‘Who did I decide to replace with AI?’

Cloudflare CEO explains motives in targeting specific roles while cutting 20% of workforce

‘Who did I decide to replace with AI?’

When Cloudflare laid off more than 1,100 employees earlier in May, CEO Matthew Prince had a specific framework in mind for deciding who would go — one drawn not from Silicon Valley lore but from a management book published in 1954.

Prince turned to Peter Drucker's The Practice of Management to categorize every role inside Cloudflare into one of three buckets: builders, sellers, and measurers, he wrote in a Wall Street Journal opinion piece.

Builders create products. Sellers sell them. Measurers — a category Prince defines as encompassing internal audit, revenue recognition, finance, legal, compliance, middle management and operations — do everything else.

"The vast majority of those we laid off last week were measurers," he wrote.

Why measurers, not builders or sellers

The logic behind targeting measurers, Prince wrote, is that AI can now perform those functions with a level of precision and consistency that even strong human employees could not match.
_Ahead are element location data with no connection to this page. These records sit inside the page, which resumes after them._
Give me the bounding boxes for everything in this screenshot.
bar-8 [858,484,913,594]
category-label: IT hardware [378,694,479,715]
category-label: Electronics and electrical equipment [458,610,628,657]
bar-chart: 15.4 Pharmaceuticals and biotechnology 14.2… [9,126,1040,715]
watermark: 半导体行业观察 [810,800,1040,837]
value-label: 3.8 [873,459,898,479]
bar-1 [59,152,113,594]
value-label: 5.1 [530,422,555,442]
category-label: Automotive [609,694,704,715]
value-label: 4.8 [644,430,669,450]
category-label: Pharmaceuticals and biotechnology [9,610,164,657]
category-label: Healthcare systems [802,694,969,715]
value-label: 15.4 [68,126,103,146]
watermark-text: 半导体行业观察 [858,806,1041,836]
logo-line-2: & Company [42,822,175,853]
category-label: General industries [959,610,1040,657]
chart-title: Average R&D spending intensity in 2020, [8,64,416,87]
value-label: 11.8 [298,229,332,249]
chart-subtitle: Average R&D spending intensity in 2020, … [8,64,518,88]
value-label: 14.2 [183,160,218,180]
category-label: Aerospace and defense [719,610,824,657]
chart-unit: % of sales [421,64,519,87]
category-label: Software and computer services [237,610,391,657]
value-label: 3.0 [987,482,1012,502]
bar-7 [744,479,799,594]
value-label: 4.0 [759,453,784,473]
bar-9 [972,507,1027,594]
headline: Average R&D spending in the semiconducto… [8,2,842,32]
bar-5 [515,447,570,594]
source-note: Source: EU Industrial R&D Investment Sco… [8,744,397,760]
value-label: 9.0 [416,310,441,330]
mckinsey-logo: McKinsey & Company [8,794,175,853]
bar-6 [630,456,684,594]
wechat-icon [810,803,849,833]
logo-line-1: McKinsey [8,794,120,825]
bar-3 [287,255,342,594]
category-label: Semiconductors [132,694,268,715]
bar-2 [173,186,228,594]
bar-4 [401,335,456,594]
Builders, by contrast, are becoming more productive with AI — not redundant.

"If an engineer on my team can now be 10 times as productive, I'm going to hire as many as I can find," he wrote in the Wall Street Journal. Sellers, too, are safe, because humans still want to buy from people who build trust and fix problems.

AI, in Prince's framing, is not coming for the people who create or sell value — it is coming for the people who measure it.

A Chinese court recently ruled that employers cannot demote or dismiss staff solely to replace them with artificial intelligence.

What changed inside Cloudflare

Prince described specific operational changes that followed from that logic. Middle managers were cut because AI enables each remaining manager to oversee more direct reports while still effectively mentoring and evaluating teams. Operations functions were consolidated into a single group, with AI deployed to provide domain-specific expertise as needed.

The marketing team — which, like most companies' marketing functions, was "teeming with measurers," said Prince — was significantly reduced. Finance was consolidated and automated, he wrote in the Wall Street Journal.

Internal audit has also been restructured. Previously, Cloudflare's audit team examined a handful of business risk areas each quarter. Prince said the company is now moving to a model in which every business risk is audited continuously by AI systems, the company is closing its books faster, and he has better visibility into performance and talent than he has had at any previous point as CEO.

Cloudflare had said that it’s own internal use of AI had increased more than sixfold in the three months leading up to the announcement, according to Reuters. In a message to employees, Prince and co-founder Michelle Zatlyn described the company as reimagining every team and function to operate in what they called an "agentic AI-first operating model."

A pattern others may follow

Prince acknowledged the move was unusual in the Wall Street Journal. Cloudflare has not found another example in U.S. business history of a public company growing at more than 30% that simultaneously cut more than 20% of its workforce. But he suggested it would not remain unusual for long: “What we did is likely going to become the norm over the next year."

The CEO was explicit that the layoffs were not driven by financial pressure. Cloudflare posted record revenue growth and strong free cash flow in the period leading up to the cuts, and the company said the restructuring reflected a redesign of internal processes and roles rather than employee performance or short-term cost pressures, according to the Reuters report.

Cloudflare expects charges of $140 million to $150 million associated with the job cuts in the second quarter, according to Reuters. The company's shares fell roughly 19% in extended trading following the announcement, despite first-quarter revenue of $639.8 million that beat analysts' estimates of $621.9 million.

The company said it currently has a record number of open positions, and hired 1,111 paid interns this summer from a pool of nearly one million applicants. In the Wall Street Journal, Prince described those interns as "AI-native" and said the majority are expected to receive full-time offers. The cuts, in his telling, are not a reduction in ambition — they are a reallocation of it.